In a weird way it’s got a feeling that reminds me of a place like New York City just because it’s so...old. The Northwest is like a 9 year old in a family of 5, with 2 siblings. Precocious, unwrinkled, and with the burden of history to guide its growth. New Orleans is that older sister that is 10 years older than her closest sibling, and is very open about it’s misgivings. And yet it’s still so charming. I accidentally walked through the Tremé district with another goofy white comic after eating fried chicken****, and I still felt good about the situation.
New Orleans just seems to be a place where you can talk about it, and people will just listen. You can try and talk about Arcata, CA onstage, but it’s burdened with the mostly true stereotype of having all the weed. Cleveland, OH is funny regionally, but it’s hard to make universal to those who haven’t been there. And yet, for whatever reason, people seem generally interested when I talk about how New Orleans is basically a city built by a bunch of lost boys, all packed into this 1920’s jalopy that’s had the check engine light on for way too long.
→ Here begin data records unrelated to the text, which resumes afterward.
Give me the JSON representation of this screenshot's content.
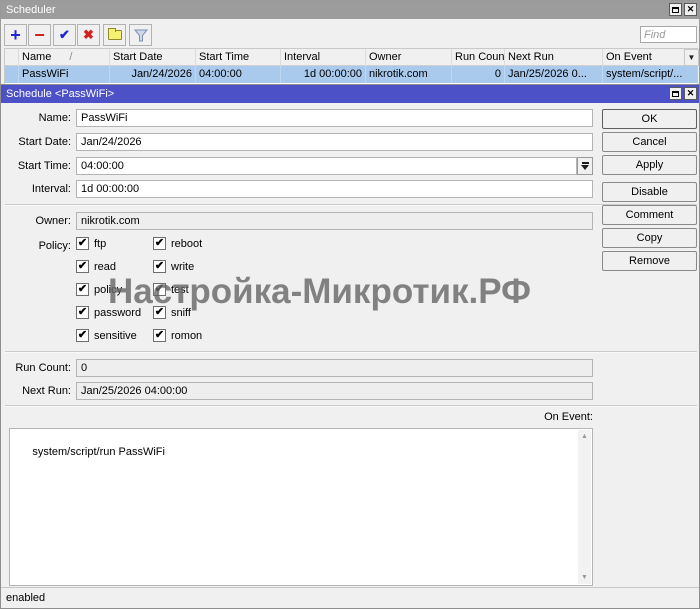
{
  "icons": {
    "add": "+",
    "remove": "−",
    "enable": "✔",
    "disable": "✖",
    "close": "✕",
    "sort_asc": "/",
    "dropdown": "▼",
    "check": "✔",
    "scroll_up": "▲",
    "scroll_down": "▼"
  },
  "colors": {
    "active_titlebar": "#4d51c8",
    "inactive_titlebar": "#9c9c9c",
    "selected_row": "#a9c9ed",
    "toolbar_add": "#2026d2",
    "toolbar_remove": "#d02020",
    "watermark": "#666666"
  },
  "scheduler_window": {
    "title": "Scheduler",
    "find_placeholder": "Find",
    "table": {
      "columns": [
        "Name",
        "Start Date",
        "Start Time",
        "Interval",
        "Owner",
        "Run Count",
        "Next Run",
        "On Event"
      ],
      "row": {
        "name": "PassWiFi",
        "start_date": "Jan/24/2026",
        "start_time": "04:00:00",
        "interval": "1d 00:00:00",
        "owner": "nikrotik.com",
        "run_count": "0",
        "next_run": "Jan/25/2026 0...",
        "on_event": "system/script/..."
      }
    }
  },
  "dialog": {
    "title": "Schedule <PassWiFi>",
    "labels": {
      "name": "Name:",
      "start_date": "Start Date:",
      "start_time": "Start Time:",
      "interval": "Interval:",
      "owner": "Owner:",
      "policy": "Policy:",
      "run_count": "Run Count:",
      "next_run": "Next Run:",
      "on_event": "On Event:"
    },
    "values": {
      "name": "PassWiFi",
      "start_date": "Jan/24/2026",
      "start_time": "04:00:00",
      "interval": "1d 00:00:00",
      "owner": "nikrotik.com",
      "run_count": "0",
      "next_run": "Jan/25/2026 04:00:00",
      "on_event": "system/script/run PassWiFi"
    },
    "policy": {
      "column1": [
        {
          "label": "ftp",
          "checked": true
        },
        {
          "label": "read",
          "checked": true
        },
        {
          "label": "policy",
          "checked": true
        },
        {
          "label": "password",
          "checked": true
        },
        {
          "label": "sensitive",
          "checked": true
        }
      ],
      "column2": [
        {
          "label": "reboot",
          "checked": true
        },
        {
          "label": "write",
          "checked": true
        },
        {
          "label": "test",
          "checked": true
        },
        {
          "label": "sniff",
          "checked": true
        },
        {
          "label": "romon",
          "checked": true
        }
      ]
    },
    "buttons": [
      "OK",
      "Cancel",
      "Apply",
      "Disable",
      "Comment",
      "Copy",
      "Remove"
    ],
    "status": "enabled"
  },
  "watermark": "Настройка-Микротик.РФ"
}
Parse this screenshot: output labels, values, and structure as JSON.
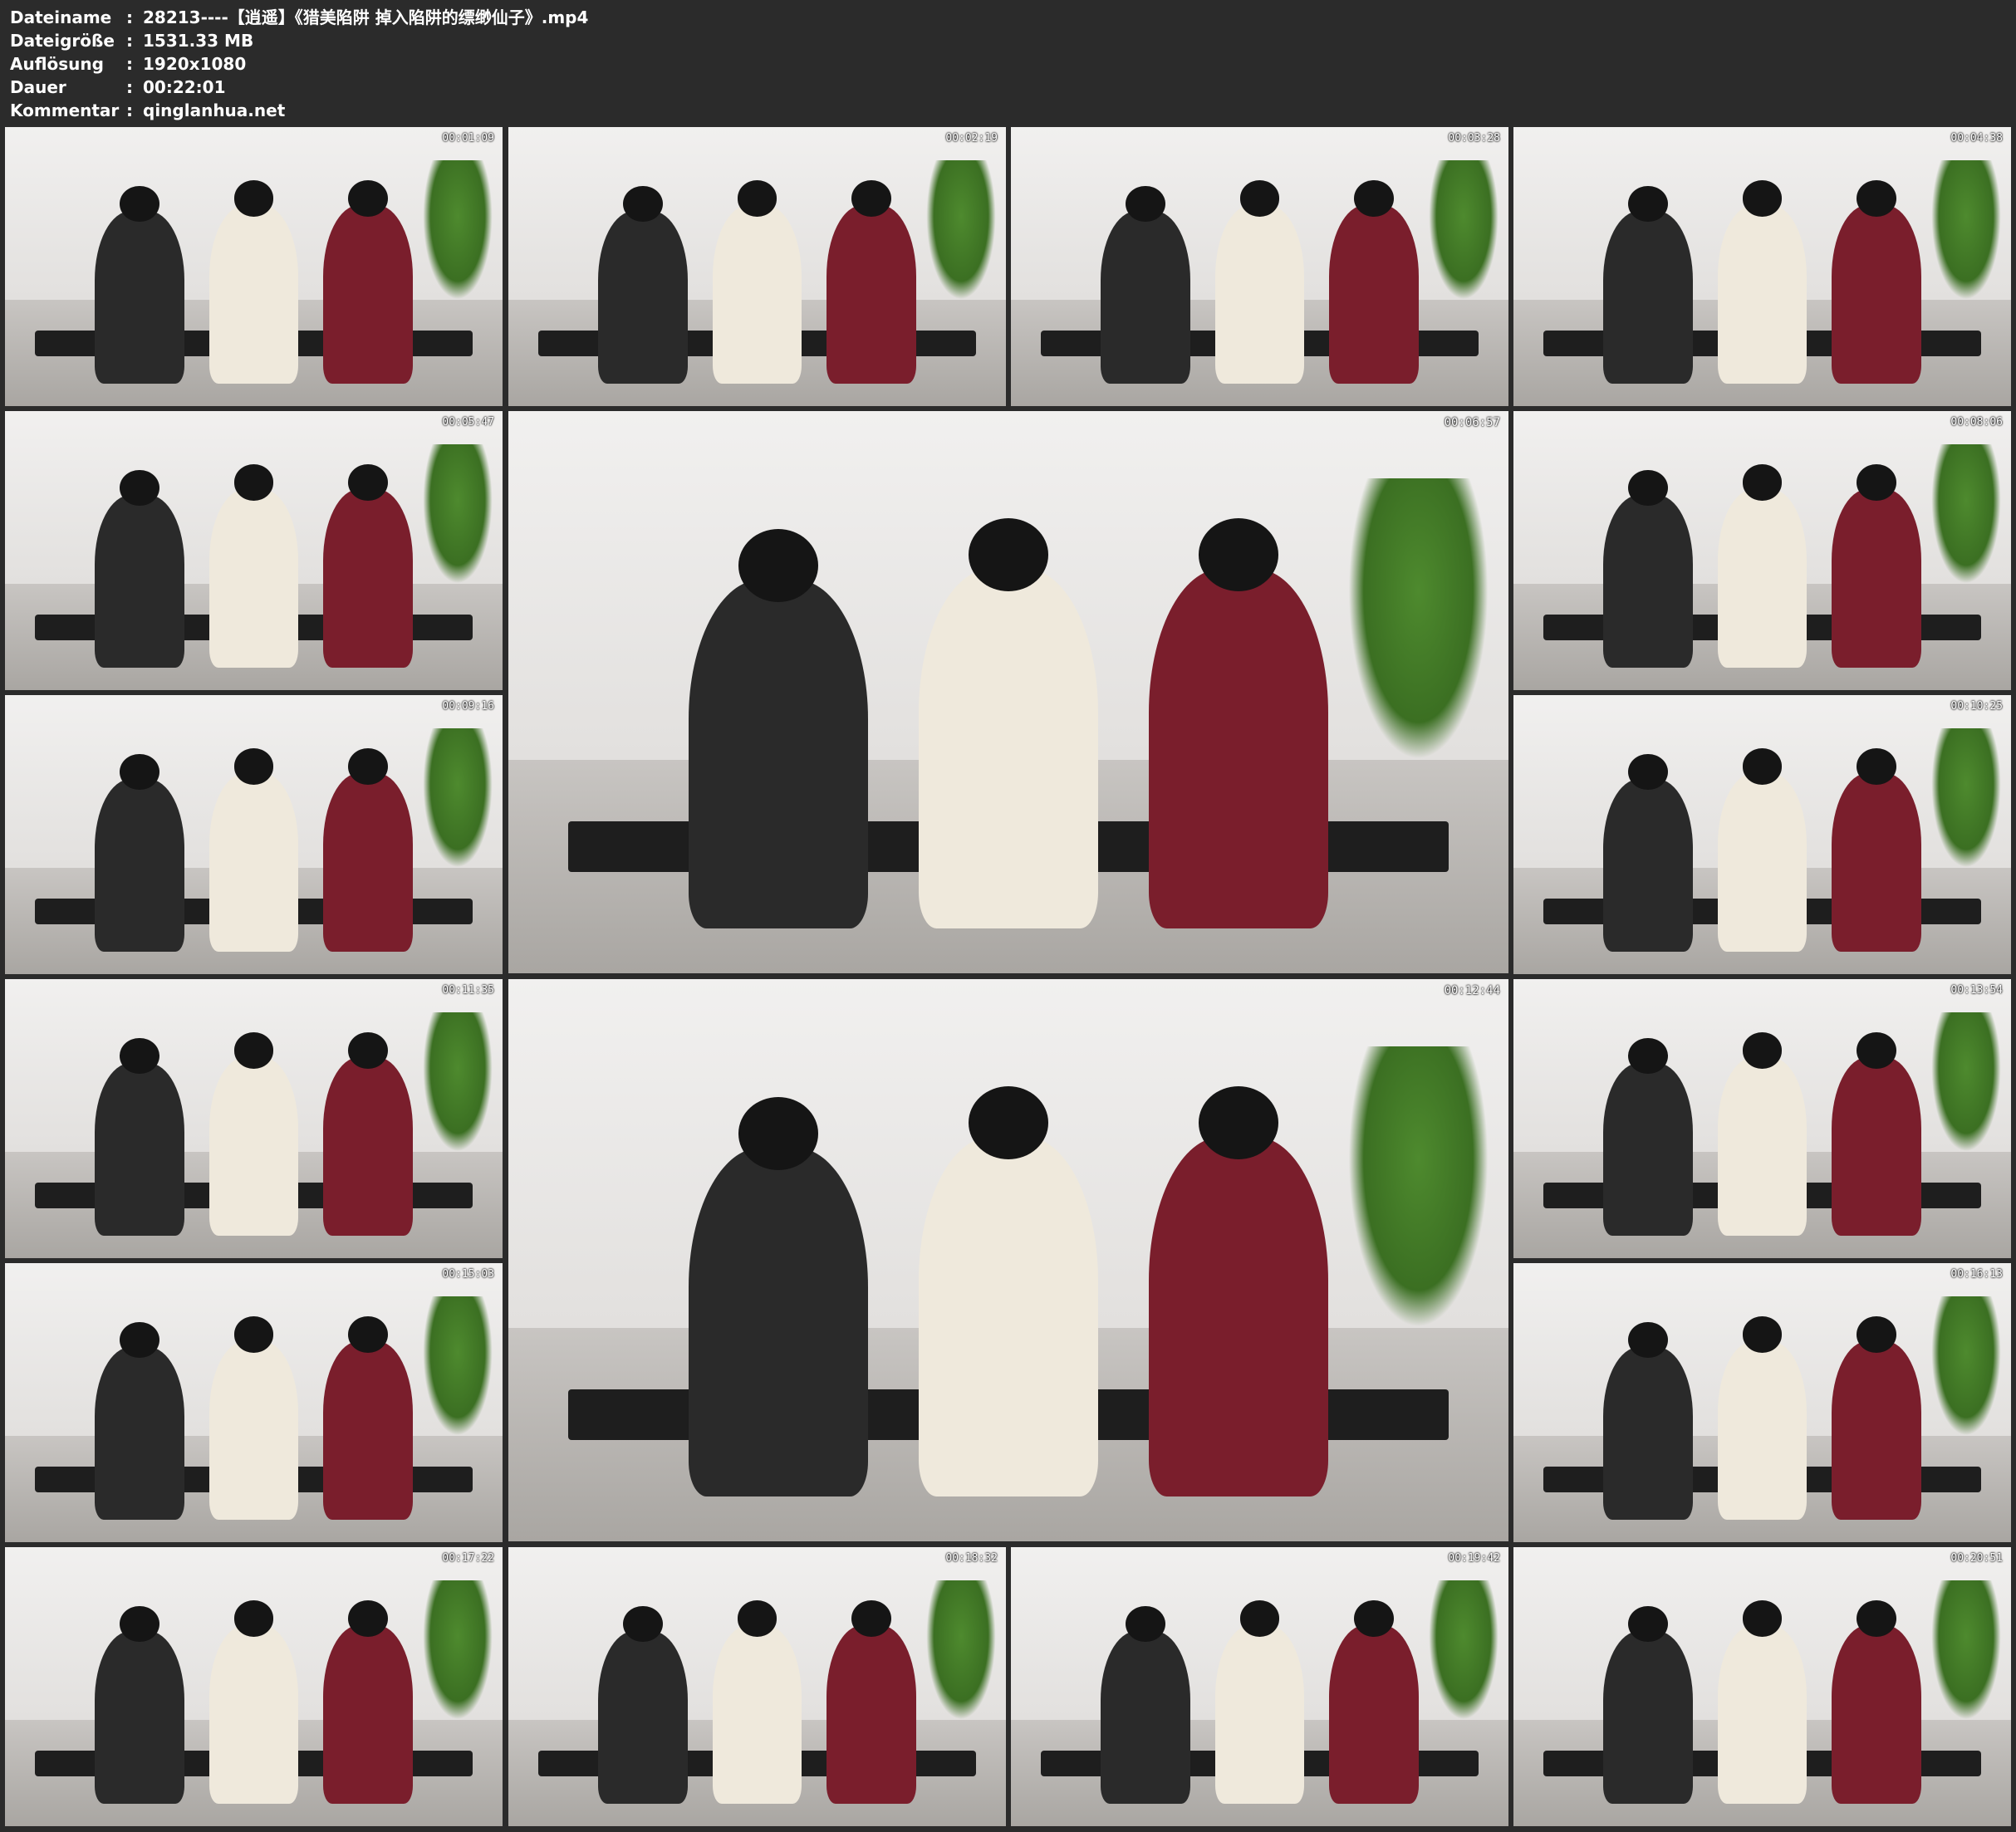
{
  "header": {
    "filename_label": "Dateiname",
    "filename_value": "28213----【逍遥】《猎美陷阱 掉入陷阱的缥缈仙子》.mp4",
    "filesize_label": "Dateigröße",
    "filesize_value": "1531.33 MB",
    "resolution_label": "Auflösung",
    "resolution_value": "1920x1080",
    "duration_label": "Dauer",
    "duration_value": "00:22:01",
    "comment_label": "Kommentar",
    "comment_value": "qinglanhua.net",
    "separator": ":"
  },
  "thumbnails": [
    {
      "timestamp": "00:01:09"
    },
    {
      "timestamp": "00:02:19"
    },
    {
      "timestamp": "00:03:28"
    },
    {
      "timestamp": "00:04:38"
    },
    {
      "timestamp": "00:05:47"
    },
    {
      "timestamp": "00:06:57"
    },
    {
      "timestamp": "00:08:06"
    },
    {
      "timestamp": "00:09:16"
    },
    {
      "timestamp": "00:10:25"
    },
    {
      "timestamp": "00:11:35"
    },
    {
      "timestamp": "00:12:44"
    },
    {
      "timestamp": "00:13:54"
    },
    {
      "timestamp": "00:15:03"
    },
    {
      "timestamp": "00:16:13"
    },
    {
      "timestamp": "00:17:22"
    },
    {
      "timestamp": "00:18:32"
    },
    {
      "timestamp": "00:19:42"
    },
    {
      "timestamp": "00:20:51"
    }
  ]
}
I think my friend Ariel summed up the feel of that city really well the other day, when commenting on how NOLA’s mayor got charged with 20 accounts of fraud.
“Ray Nagin is the first New Orleans mayor to be convicted for being a New Orleans mayor.”
*For what it’s worth, I completely respect and understand a large portion of people had to get paid/fly/other things. For you, I hope for another clean 4.2 years of winter. We all have stuff to do and places to go.
**I’m pretty sure we have 4. Maybe
***For a brief moment in Portland history from 2008-09, track racing became wildly popular. With that, brought a scourge of bike messengers, street kids, upper middle class white kids (me), and people with too much time (also me), to the streets riding around on fixed gears. Allowing a bunch of early 20 somethings to ride around without brakes is super dangerous. Letting them race around in the snow is just natures way of culling the herd. That race was called the “Snow Cat”. I almost crashed on the Morrison Bridge (not meant for bikes at the time), and couldn’t feel my back three fingers on each hand for about a week. If I remember correctly, it was fun.
****Fun Fact: Everyone who we told that fact immediately asked us if we had walked through there at night, and then immediately sighed a breath of relief we said it was during the day.